Bleak House - страница 110
'I am very sure, sir,' returned Richard, 'that I speak for Ada, too, when I say that you have the strongest power over us both – rooted in respect, gratitude, and affection – strengthening every day.'
'Dear cousin John,' said Ada, on his shoulder, 'my father's place can never be empty again. All the love and duty I could ever have rendered to him, is transferred to you.'
'Come!' said Mr. Jarndyce. 'Now for our assumption. Now we lift our eyes up, and look hopefully at the distance! Rick, the world is before you; and it is most probable that as you enter it, so it will receive you. Trust in nothing but in Providence and your own efforts. Never separate the two, like the heathen waggoner. Constancy in love is a good thing; but it means nothing, and is nothing, without constancy in every kind of effort. If you had the abilities of all the great men, past and present, you could do nothing well, without sincerely meaning it, and setting about it. If you entertain the supposition that any real success, in great things or in small, ever was or could be, ever will or can be, wrested from Fortune by fits and starts, leave that wrong idea here, or leave your cousin Ada here.'
'I will leave it here, sir,' replied Richard, smiling, 'if I brought it here just now (but I hope I did not), and will work my way on to my cousin Ada in the hopeful distance.'
'Right!' said Mr. Jarndyce. 'If you are not to make her happy, why should you pursue her?'
'I wouldn't make her unhappy – no, not even for her love,' retorted Richard, proudly.

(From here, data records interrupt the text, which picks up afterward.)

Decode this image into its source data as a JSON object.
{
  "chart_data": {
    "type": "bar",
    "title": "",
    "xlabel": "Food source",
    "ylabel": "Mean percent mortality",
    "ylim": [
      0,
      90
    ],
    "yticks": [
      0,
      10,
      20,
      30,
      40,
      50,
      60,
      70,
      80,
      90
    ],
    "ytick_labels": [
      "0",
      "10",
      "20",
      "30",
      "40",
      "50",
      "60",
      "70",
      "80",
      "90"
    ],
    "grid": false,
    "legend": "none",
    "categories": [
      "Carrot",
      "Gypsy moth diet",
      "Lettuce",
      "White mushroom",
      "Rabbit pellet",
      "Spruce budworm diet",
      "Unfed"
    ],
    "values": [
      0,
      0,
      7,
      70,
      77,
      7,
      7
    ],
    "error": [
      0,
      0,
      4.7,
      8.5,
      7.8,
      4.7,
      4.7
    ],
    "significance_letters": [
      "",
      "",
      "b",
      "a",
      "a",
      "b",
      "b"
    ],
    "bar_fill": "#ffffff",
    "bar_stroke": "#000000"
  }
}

'Well said!' cried Mr. Jarndyce; 'that's well said! She remains here, in her home with me. Love her, Rick, in your active life, no less than in her home when you revisit it, and all will go well. Otherwise, all will go ill. That's the end of my preaching. I think you and Ada had better take a walk.'
Ada tenderly embraced him, and Richard heartily shook hands with him, and then the cousins went out of the room – looking back again directly, though, to say that they would wait for me.

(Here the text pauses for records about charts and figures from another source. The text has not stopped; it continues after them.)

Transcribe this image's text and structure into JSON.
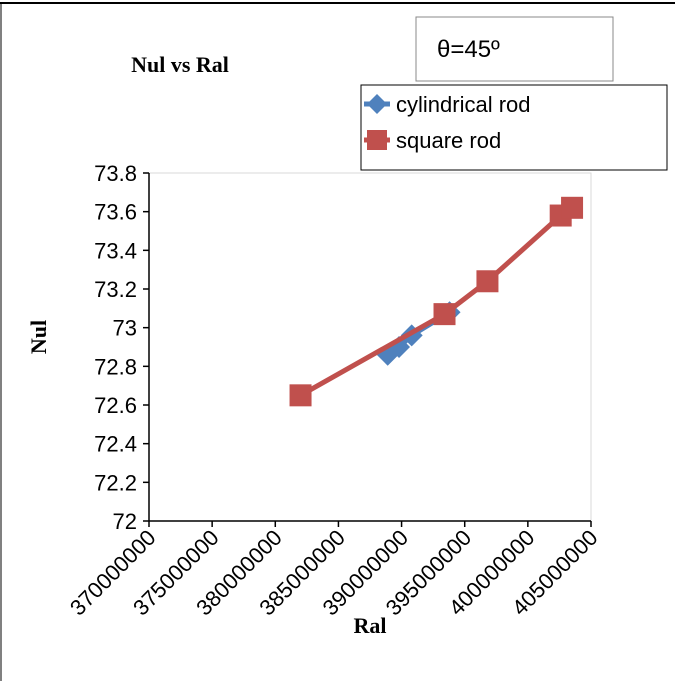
{
  "chart_data": {
    "type": "scatter",
    "title": "Nul vs Ral",
    "annotation": "θ=45º",
    "xlabel": "Ral",
    "ylabel": "Nul",
    "xlim": [
      370000000,
      405000000
    ],
    "ylim": [
      72,
      73.8
    ],
    "x_ticks": [
      "370000000",
      "375000000",
      "380000000",
      "385000000",
      "390000000",
      "395000000",
      "400000000",
      "405000000"
    ],
    "y_ticks": [
      "73.8",
      "73.6",
      "73.4",
      "73.2",
      "73",
      "72.8",
      "72.6",
      "72.4",
      "72.2",
      "72"
    ],
    "grid": false,
    "legend_position": "top-right",
    "series": [
      {
        "name": "cylindrical rod",
        "marker": "diamond",
        "color": "#4f81bd",
        "points": [
          [
            388900000,
            72.86
          ],
          [
            389800000,
            72.9
          ],
          [
            390800000,
            72.96
          ],
          [
            393800000,
            73.08
          ]
        ]
      },
      {
        "name": "square rod",
        "marker": "square",
        "color": "#c0504d",
        "points": [
          [
            382000000,
            72.65
          ],
          [
            393400000,
            73.07
          ],
          [
            396800000,
            73.24
          ],
          [
            402600000,
            73.58
          ],
          [
            403500000,
            73.62
          ]
        ]
      }
    ]
  }
}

The door stood open, and we both followed them with our eyes, as they passed down the adjoining room on which the sun was shining, and out at its farther end. Richard with his head bent, and her hand drawn through his arm, was talking to her very earnestly; and she looked up in his face, listening, and seemed to see nothing else. So young, so beautiful, so full of hope and promise, they went on lightly through the sunlight, as their own happy thoughts might then be traversing the years to come, and making them all years of brightness. So they passed away into the shadow, and were gone. It was only a burst of light that had been so radiant. The room darkened as they went out, and the sun was clouded over.
'Am I right, Esther?' said my Guardian, when they were gone.
He who was so good and wise, to ask me whether he was right!
'Rick may gain, out of this, the quality he wants. Wants, at the core of so much that is good!' said Mr. Jarndyce, shaking his head. 'I have said nothing to Ada, Esther. She has her friend and counsellor always near.' And he laid his hand lovingly upon my head.